We have just read about the proposed redesign of the 2016 SAT, something which seems to take place every 10 years or so, probably ever since the SAT’s official beginning some 90 years ago in 1926.
This is the test which as you all know, along with the ACT, begun later, in 1959, have together been the principal filters through which those teens who would attend a liberal arts college must successfully pass. The redesigned 2016 SAT would make several important changes —
• eliminate all obscure and arcane vocabulary words, as well as the penalty for guessing incorrect answers,
• include, in the reading and writing section, source documents from a broad range of disciplines, including science and social studies, as well as from the country’s founding text documents.
• make the essay optional,
• reinstate the 1,600 point scale,
• simplify the math content, stressing depth rather than width,
Now this reform, as is true of most reforms, and not only those in education, comes in response to more and more complaints from students, parents, teachers and school administrators, and most importantly from the college admissions people themselves. But I would ask those behind the redesign, and most especially the 2016 SAT’s principal designer, David Coleman, if they really believe that the envisioned changes will lower if not eliminate the number of complaints?
Of course it won’t. No more than has anyone of the myriad reforms of our system of public education during the nearly 170 years since Massachusetts in 1852 passed the first compulsory school laws lessened even a bit the amount of dissatisfaction with our public schools felt during all those years.

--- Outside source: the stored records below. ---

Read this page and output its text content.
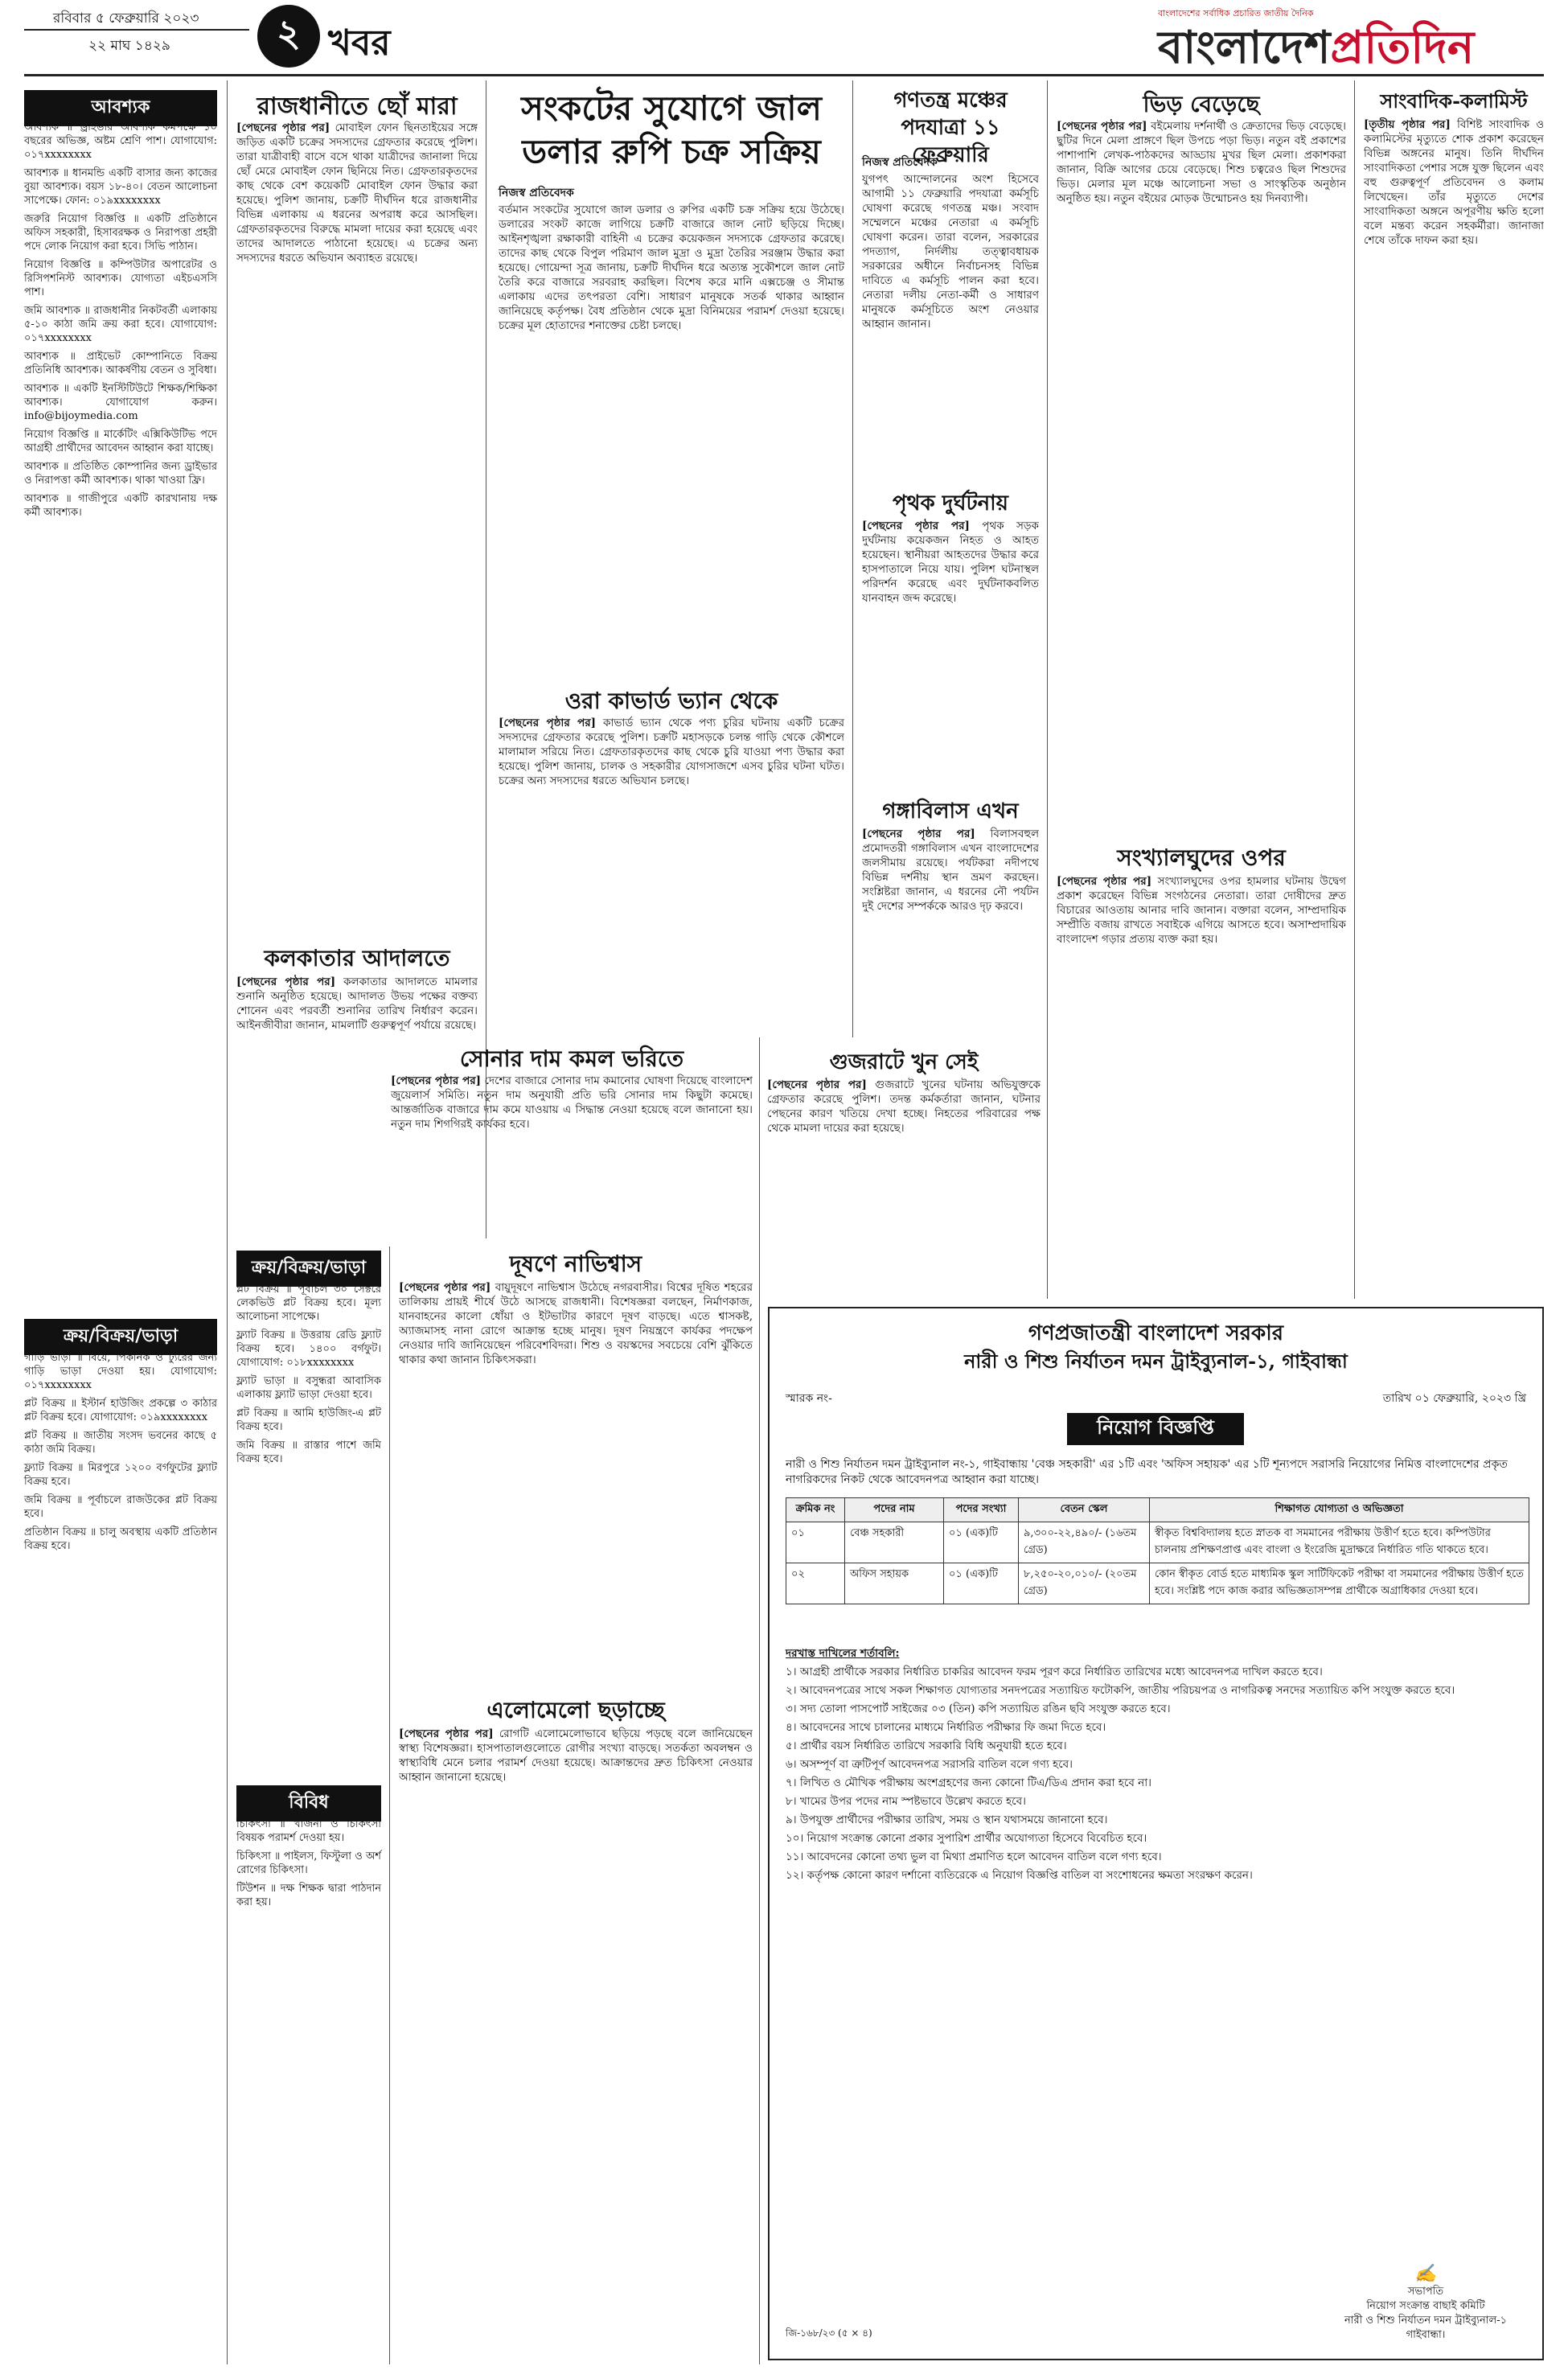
রবিবার ৫ ফেব্রুয়ারি ২০২৩
২২ মাঘ ১৪২৯	২ খবর
বাংলাদেশের সর্বাধিক প্রচারিত জাতীয় দৈনিক
বাংলাদেশপ্রতিদিন
আবশ্যক

আবশ্যক ॥ ড্রাইভার আবশ্যক কমপক্ষে ১০ বছরের অভিজ্ঞ, অষ্টম শ্রেণি পাশ। যোগাযোগ: ০১৭xxxxxxxx

আবশ্যক ॥ ধানমন্ডি একটি বাসার জন্য কাজের বুয়া আবশ্যক। বয়স ১৮-৪০। বেতন আলোচনা সাপেক্ষে। ফোন: ০১৯xxxxxxxx

জরুরি নিয়োগ বিজ্ঞপ্তি ॥ একটি প্রতিষ্ঠানে অফিস সহকারী, হিসাবরক্ষক ও নিরাপত্তা প্রহরী পদে লোক নিয়োগ করা হবে। সিভি পাঠান।

নিয়োগ বিজ্ঞপ্তি ॥ কম্পিউটার অপারেটর ও রিসিপশনিস্ট আবশ্যক। যোগ্যতা এইচএসসি পাশ।

জমি আবশ্যক ॥ রাজধানীর নিকটবর্তী এলাকায় ৫-১০ কাঠা জমি ক্রয় করা হবে। যোগাযোগ: ০১৭xxxxxxxx

আবশ্যক ॥ প্রাইভেট কোম্পানিতে বিক্রয় প্রতিনিধি আবশ্যক। আকর্ষণীয় বেতন ও সুবিধা।

আবশ্যক ॥ একটি ইনস্টিটিউটে শিক্ষক/শিক্ষিকা আবশ্যক। যোগাযোগ করুন। info@bijoymedia.com

নিয়োগ বিজ্ঞপ্তি ॥ মার্কেটিং এক্সিকিউটিভ পদে আগ্রহী প্রার্থীদের আবেদন আহ্বান করা যাচ্ছে।

আবশ্যক ॥ প্রতিষ্ঠিত কোম্পানির জন্য ড্রাইভার ও নিরাপত্তা কর্মী আবশ্যক। থাকা খাওয়া ফ্রি।

আবশ্যক ॥ গাজীপুরে একটি কারখানায় দক্ষ কর্মী আবশ্যক।

ক্রয়/বিক্রয়/ভাড়া

গাড়ি ভাড়া ॥ বিয়ে, পিকনিক ও ট্যুরের জন্য গাড়ি ভাড়া দেওয়া হয়। যোগাযোগ: ০১৭xxxxxxxx

প্লট বিক্রয় ॥ ইস্টার্ন হাউজিং প্রকল্পে ৩ কাঠার প্লট বিক্রয় হবে। যোগাযোগ: ০১৯xxxxxxxx

প্লট বিক্রয় ॥ জাতীয় সংসদ ভবনের কাছে ৫ কাঠা জমি বিক্রয়।

ফ্ল্যাট বিক্রয় ॥ মিরপুরে ১২০০ বর্গফুটের ফ্ল্যাট বিক্রয় হবে।

জমি বিক্রয় ॥ পূর্বাচলে রাজউকের প্লট বিক্রয় হবে।

প্রতিষ্ঠান বিক্রয় ॥ চালু অবস্থায় একটি প্রতিষ্ঠান বিক্রয় হবে।

রাজধানীতে ছোঁ মারা
[পেছনের পৃষ্ঠার পর] মোবাইল ফোন ছিনতাইয়ের সঙ্গে জড়িত একটি চক্রের সদস্যদের গ্রেফতার করেছে পুলিশ। তারা যাত্রীবাহী বাসে বসে থাকা যাত্রীদের জানালা দিয়ে ছোঁ মেরে মোবাইল ফোন ছিনিয়ে নিত। গ্রেফতারকৃতদের কাছ থেকে বেশ কয়েকটি মোবাইল ফোন উদ্ধার করা হয়েছে। পুলিশ জানায়, চক্রটি দীর্ঘদিন ধরে রাজধানীর বিভিন্ন এলাকায় এ ধরনের অপরাধ করে আসছিল। গ্রেফতারকৃতদের বিরুদ্ধে মামলা দায়ের করা হয়েছে এবং তাদের আদালতে পাঠানো হয়েছে। এ চক্রের অন্য সদস্যদের ধরতে অভিযান অব্যাহত রয়েছে।
কলকাতার আদালতে
[পেছনের পৃষ্ঠার পর] কলকাতার আদালতে মামলার শুনানি অনুষ্ঠিত হয়েছে। আদালত উভয় পক্ষের বক্তব্য শোনেন এবং পরবর্তী শুনানির তারিখ নির্ধারণ করেন। আইনজীবীরা জানান, মামলাটি গুরুত্বপূর্ণ পর্যায়ে রয়েছে।
ক্রয়/বিক্রয়/ভাড়া

প্লট বিক্রয় ॥ পূর্বাচল ৩০ সেক্টরে লেকভিউ প্লট বিক্রয় হবে। মূল্য আলোচনা সাপেক্ষে।

ফ্ল্যাট বিক্রয় ॥ উত্তরায় রেডি ফ্ল্যাট বিক্রয় হবে। ১৪০০ বর্গফুট। যোগাযোগ: ০১৮xxxxxxxx

ফ্ল্যাট ভাড়া ॥ বসুন্ধরা আবাসিক এলাকায় ফ্ল্যাট ভাড়া দেওয়া হবে।

প্লট বিক্রয় ॥ আমি হাউজিং-এ প্লট বিক্রয় হবে।

জমি বিক্রয় ॥ রাস্তার পাশে জমি বিক্রয় হবে।

বিবিধ

চিকিৎসা ॥ খাজনা ও চিকিৎসা বিষয়ক পরামর্শ দেওয়া হয়।

চিকিৎসা ॥ পাইলস, ফিস্টুলা ও অর্শ রোগের চিকিৎসা।

টিউশন ॥ দক্ষ শিক্ষক দ্বারা পাঠদান করা হয়।

সংকটের সুযোগে জাল ডলার রুপি চক্র সক্রিয়
নিজস্ব প্রতিবেদক
বর্তমান সংকটের সুযোগে জাল ডলার ও রুপির একটি চক্র সক্রিয় হয়ে উঠেছে। ডলারের সংকট কাজে লাগিয়ে চক্রটি বাজারে জাল নোট ছড়িয়ে দিচ্ছে। আইনশৃঙ্খলা রক্ষাকারী বাহিনী এ চক্রের কয়েকজন সদস্যকে গ্রেফতার করেছে। তাদের কাছ থেকে বিপুল পরিমাণ জাল মুদ্রা ও মুদ্রা তৈরির সরঞ্জাম উদ্ধার করা হয়েছে। গোয়েন্দা সূত্র জানায়, চক্রটি দীর্ঘদিন ধরে অত্যন্ত সুকৌশলে জাল নোট তৈরি করে বাজারে সরবরাহ করছিল। বিশেষ করে মানি এক্সচেঞ্জ ও সীমান্ত এলাকায় এদের তৎপরতা বেশি। সাধারণ মানুষকে সতর্ক থাকার আহ্বান জানিয়েছে কর্তৃপক্ষ। বৈধ প্রতিষ্ঠান থেকে মুদ্রা বিনিময়ের পরামর্শ দেওয়া হয়েছে। চক্রের মূল হোতাদের শনাক্তের চেষ্টা চলছে।
ওরা কাভার্ড ভ্যান থেকে
[পেছনের পৃষ্ঠার পর] কাভার্ড ভ্যান থেকে পণ্য চুরির ঘটনায় একটি চক্রের সদস্যদের গ্রেফতার করেছে পুলিশ। চক্রটি মহাসড়কে চলন্ত গাড়ি থেকে কৌশলে মালামাল সরিয়ে নিত। গ্রেফতারকৃতদের কাছ থেকে চুরি যাওয়া পণ্য উদ্ধার করা হয়েছে। পুলিশ জানায়, চালক ও সহকারীর যোগসাজশে এসব চুরির ঘটনা ঘটত। চক্রের অন্য সদস্যদের ধরতে অভিযান চলছে।
সোনার দাম কমল ভরিতে
[পেছনের পৃষ্ঠার পর] দেশের বাজারে সোনার দাম কমানোর ঘোষণা দিয়েছে বাংলাদেশ জুয়েলার্স সমিতি। নতুন দাম অনুযায়ী প্রতি ভরি সোনার দাম কিছুটা কমেছে। আন্তর্জাতিক বাজারে দাম কমে যাওয়ায় এ সিদ্ধান্ত নেওয়া হয়েছে বলে জানানো হয়। নতুন দাম শিগগিরই কার্যকর হবে।
দূষণে নাভিশ্বাস
[পেছনের পৃষ্ঠার পর] বায়ুদূষণে নাভিশ্বাস উঠেছে নগরবাসীর। বিশ্বের দূষিত শহরের তালিকায় প্রায়ই শীর্ষে উঠে আসছে রাজধানী। বিশেষজ্ঞরা বলছেন, নির্মাণকাজ, যানবাহনের কালো ধোঁয়া ও ইটভাটার কারণে দূষণ বাড়ছে। এতে শ্বাসকষ্ট, অ্যাজমাসহ নানা রোগে আক্রান্ত হচ্ছে মানুষ। দূষণ নিয়ন্ত্রণে কার্যকর পদক্ষেপ নেওয়ার দাবি জানিয়েছেন পরিবেশবিদরা। শিশু ও বয়স্কদের সবচেয়ে বেশি ঝুঁকিতে থাকার কথা জানান চিকিৎসকরা।
এলোমেলো ছড়াচ্ছে
[পেছনের পৃষ্ঠার পর] রোগটি এলোমেলোভাবে ছড়িয়ে পড়ছে বলে জানিয়েছেন স্বাস্থ্য বিশেষজ্ঞরা। হাসপাতালগুলোতে রোগীর সংখ্যা বাড়ছে। সতর্কতা অবলম্বন ও স্বাস্থ্যবিধি মেনে চলার পরামর্শ দেওয়া হয়েছে। আক্রান্তদের দ্রুত চিকিৎসা নেওয়ার আহ্বান জানানো হয়েছে।
গণতন্ত্র মঞ্চের পদযাত্রা ১১ ফেব্রুয়ারি
নিজস্ব প্রতিবেদক
যুগপৎ আন্দোলনের অংশ হিসেবে আগামী ১১ ফেব্রুয়ারি পদযাত্রা কর্মসূচি ঘোষণা করেছে গণতন্ত্র মঞ্চ। সংবাদ সম্মেলনে মঞ্চের নেতারা এ কর্মসূচি ঘোষণা করেন। তারা বলেন, সরকারের পদত্যাগ, নির্দলীয় তত্ত্বাবধায়ক সরকারের অধীনে নির্বাচনসহ বিভিন্ন দাবিতে এ কর্মসূচি পালন করা হবে। নেতারা দলীয় নেতা-কর্মী ও সাধারণ মানুষকে কর্মসূচিতে অংশ নেওয়ার আহ্বান জানান।
পৃথক দুর্ঘটনায়
[পেছনের পৃষ্ঠার পর] পৃথক সড়ক দুর্ঘটনায় কয়েকজন নিহত ও আহত হয়েছেন। স্থানীয়রা আহতদের উদ্ধার করে হাসপাতালে নিয়ে যায়। পুলিশ ঘটনাস্থল পরিদর্শন করেছে এবং দুর্ঘটনাকবলিত যানবাহন জব্দ করেছে।
গঙ্গাবিলাস এখন
[পেছনের পৃষ্ঠার পর] বিলাসবহুল প্রমোদতরী গঙ্গাবিলাস এখন বাংলাদেশের জলসীমায় রয়েছে। পর্যটকরা নদীপথে বিভিন্ন দর্শনীয় স্থান ভ্রমণ করছেন। সংশ্লিষ্টরা জানান, এ ধরনের নৌ পর্যটন দুই দেশের সম্পর্ককে আরও দৃঢ় করবে।
গুজরাটে খুন সেই
[পেছনের পৃষ্ঠার পর] গুজরাটে খুনের ঘটনায় অভিযুক্তকে গ্রেফতার করেছে পুলিশ। তদন্ত কর্মকর্তারা জানান, ঘটনার পেছনের কারণ খতিয়ে দেখা হচ্ছে। নিহতের পরিবারের পক্ষ থেকে মামলা দায়ের করা হয়েছে।
ভিড় বেড়েছে
[পেছনের পৃষ্ঠার পর] বইমেলায় দর্শনার্থী ও ক্রেতাদের ভিড় বেড়েছে। ছুটির দিনে মেলা প্রাঙ্গণে ছিল উপচে পড়া ভিড়। নতুন বই প্রকাশের পাশাপাশি লেখক-পাঠকদের আড্ডায় মুখর ছিল মেলা। প্রকাশকরা জানান, বিক্রি আগের চেয়ে বেড়েছে। শিশু চত্বরেও ছিল শিশুদের ভিড়। মেলার মূল মঞ্চে আলোচনা সভা ও সাংস্কৃতিক অনুষ্ঠান অনুষ্ঠিত হয়। নতুন বইয়ের মোড়ক উন্মোচনও হয় দিনব্যাপী।
সংখ্যালঘুদের ওপর
[পেছনের পৃষ্ঠার পর] সংখ্যালঘুদের ওপর হামলার ঘটনায় উদ্বেগ প্রকাশ করেছেন বিভিন্ন সংগঠনের নেতারা। তারা দোষীদের দ্রুত বিচারের আওতায় আনার দাবি জানান। বক্তারা বলেন, সাম্প্রদায়িক সম্প্রীতি বজায় রাখতে সবাইকে এগিয়ে আসতে হবে। অসাম্প্রদায়িক বাংলাদেশ গড়ার প্রত্যয় ব্যক্ত করা হয়।
সাংবাদিক-কলামিস্ট
[তৃতীয় পৃষ্ঠার পর] বিশিষ্ট সাংবাদিক ও কলামিস্টের মৃত্যুতে শোক প্রকাশ করেছেন বিভিন্ন অঙ্গনের মানুষ। তিনি দীর্ঘদিন সাংবাদিকতা পেশার সঙ্গে যুক্ত ছিলেন এবং বহু গুরুত্বপূর্ণ প্রতিবেদন ও কলাম লিখেছেন। তাঁর মৃত্যুতে দেশের সাংবাদিকতা অঙ্গনে অপূরণীয় ক্ষতি হলো বলে মন্তব্য করেন সহকর্মীরা। জানাজা শেষে তাঁকে দাফন করা হয়।
গণপ্রজাতন্ত্রী বাংলাদেশ সরকার
নারী ও শিশু নির্যাতন দমন ট্রাইব্যুনাল-১, গাইবান্ধা
স্মারক নং-	তারিখ ০১ ফেব্রুয়ারি, ২০২৩ খ্রি
নিয়োগ বিজ্ঞপ্তি
নারী ও শিশু নির্যাতন দমন ট্রাইব্যুনাল নং-১, গাইবান্ধায় 'বেঞ্চ সহকারী' এর ১টি এবং 'অফিস সহায়ক' এর ১টি শূন্যপদে সরাসরি নিয়োগের নিমিত্ত বাংলাদেশের প্রকৃত নাগরিকদের নিকট থেকে আবেদনপত্র আহ্বান করা যাচ্ছে।
ক্রমিক নং	পদের নাম	পদের সংখ্যা	বেতন স্কেল	শিক্ষাগত যোগ্যতা ও অভিজ্ঞতা
০১	বেঞ্চ সহকারী	০১ (এক)টি	৯,৩০০-২২,৪৯০/- (১৬তম গ্রেড)	স্বীকৃত বিশ্ববিদ্যালয় হতে স্নাতক বা সমমানের পরীক্ষায় উত্তীর্ণ হতে হবে। কম্পিউটার চালনায় প্রশিক্ষণপ্রাপ্ত এবং বাংলা ও ইংরেজি মুদ্রাক্ষরে নির্ধারিত গতি থাকতে হবে।
০২	অফিস সহায়ক	০১ (এক)টি	৮,২৫০-২০,০১০/- (২০তম গ্রেড)	কোন স্বীকৃত বোর্ড হতে মাধ্যমিক স্কুল সার্টিফিকেট পরীক্ষা বা সমমানের পরীক্ষায় উত্তীর্ণ হতে হবে। সংশ্লিষ্ট পদে কাজ করার অভিজ্ঞতাসম্পন্ন প্রার্থীকে অগ্রাধিকার দেওয়া হবে।

দরখাস্ত দাখিলের শর্তাবলি:

১। আগ্রহী প্রার্থীকে সরকার নির্ধারিত চাকরির আবেদন ফরম পূরণ করে নির্ধারিত তারিখের মধ্যে আবেদনপত্র দাখিল করতে হবে।

২। আবেদনপত্রের সাথে সকল শিক্ষাগত যোগ্যতার সনদপত্রের সত্যায়িত ফটোকপি, জাতীয় পরিচয়পত্র ও নাগরিকত্ব সনদের সত্যায়িত কপি সংযুক্ত করতে হবে।

৩। সদ্য তোলা পাসপোর্ট সাইজের ০৩ (তিন) কপি সত্যায়িত রঙিন ছবি সংযুক্ত করতে হবে।

৪। আবেদনের সাথে চালানের মাধ্যমে নির্ধারিত পরীক্ষার ফি জমা দিতে হবে।

৫। প্রার্থীর বয়স নির্ধারিত তারিখে সরকারি বিধি অনুযায়ী হতে হবে।

৬। অসম্পূর্ণ বা ত্রুটিপূর্ণ আবেদনপত্র সরাসরি বাতিল বলে গণ্য হবে।

৭। লিখিত ও মৌখিক পরীক্ষায় অংশগ্রহণের জন্য কোনো টিএ/ডিএ প্রদান করা হবে না।

৮। খামের উপর পদের নাম স্পষ্টভাবে উল্লেখ করতে হবে।

৯। উপযুক্ত প্রার্থীদের পরীক্ষার তারিখ, সময় ও স্থান যথাসময়ে জানানো হবে।

১০। নিয়োগ সংক্রান্ত কোনো প্রকার সুপারিশ প্রার্থীর অযোগ্যতা হিসেবে বিবেচিত হবে।

১১। আবেদনের কোনো তথ্য ভুল বা মিথ্যা প্রমাণিত হলে আবেদন বাতিল বলে গণ্য হবে।

১২। কর্তৃপক্ষ কোনো কারণ দর্শানো ব্যতিরেকে এ নিয়োগ বিজ্ঞপ্তি বাতিল বা সংশোধনের ক্ষমতা সংরক্ষণ করেন।

জি-১৬৮/২৩ (৫ × ৪)
✍
সভাপতি
নিয়োগ সংক্রান্ত বাছাই কমিটি
নারী ও শিশু নির্যাতন দমন ট্রাইব্যুনাল-১
গাইবান্ধা।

Why is this? Because no series of reforms, no series of tests, no revised SAT, no matter how well reasoned and well applied they may be, will do anything to decrease the separation or distance between those who can and those who can’t.
Whereas income may be redistributed, from those who have to those who have not, much as Bill de Blasio would do in present day New York City, talent and ability cannot. The dissatisfaction of the many will still be there. For there will always be perhaps a majority of teenagers whose test results, rightly or wrongly, will leave them out of competitive college consideration. Although this is not to say that more deserving teens, separated now by poverty, can be found out there where they may be presently overlooked, that more teens with promise can be helped if the schools and tests such as the SAT are better redesigned or reconfigured to find them and do so. But the many, no less deserving, will continue be left out.
Coleman’s motivation to redesign the test was not baseless, not without merit. He said he wanted to make the test reflect more closely what students actually did in their high school classes, much as the achievement tests presently do. On the surface that seems to make sense. Also, and perhaps even more important, Coleman wanted to rein in the intense coaching and tutoring on how to take the test that often gave affluent students an advantage.
Consider the following picture, taken from the same article in the Times Magazine. Now as they say, one picture is worth, how many? a thousand words?
Now if this is true, and I’m assuming it’s true, doesn’t that mean, or at least strongly imply, that the SAT is a test of family income more than of the knowledge of the test taker. David Coleman’s solution, or non solution, to this regrettable situation is to make test prep available to everyone. How would he do this? Well by means of close collaboration with Sal Khan’s Khan Academy, making available without cost the Academy’s thousands of online tutorials in hundreds of school subjects, thereby diminishing if not eliminating the present unseemly role of family income on test results.
But here also Coleman is probably up against an insurmountable obstacle. No one has yet found a way to lessen the inequality among us. Test results, school results, are much more the result of the way we are, separate one from another, different in multiple respects, than they are the result of curricula and tests and test preparation themselves, let alone the reform and redesign of such (now this is probably a good thing in that our very differences, the very things that make it so hard for us to learn and grow together, may one day account for our survival against even greater odds than those that the teenager encounters when taking the SAT).
There was another Coleman, James S. Coleman, who some 50 years ago came to a conclusion somewhat like, or at least similar to my own. (Of course, my “own” may have come from him originally.) What he had to say at the time was made public in the now famous Coleman Report, commissioned by the United States Office of Education in accordance with the Civil Rights Act of 1964.
Using data from over 600,000 students and teachers across the country, the Coleman researchers found that academic achievement was less related to the quality of a student’s school, and more related to the social composition of the school, the student’s sense of control of his environment and future, the verbal skills of teachers, and the student’s family background. He would have said that the student’s academic achievement was even less again related to the quality of the SAT.
Finally though, one has to admire David Coleman. He was persuaded rightly, or wrongly as I believe, that the redesign of the SAT wasn’t just about the fairness and usefulness of an exam but about our nation’s ability to deliver opportunity for all, or in other words about the country’s soul. He would upgrade the SAT. The SAT will never be that. That’s what our elected government should be most about, how best to deliver opportunity for all. If equality is ever a reasonable goal of our efforts it has to be equality of opportunity. No other equality would we ever be likely to achieve.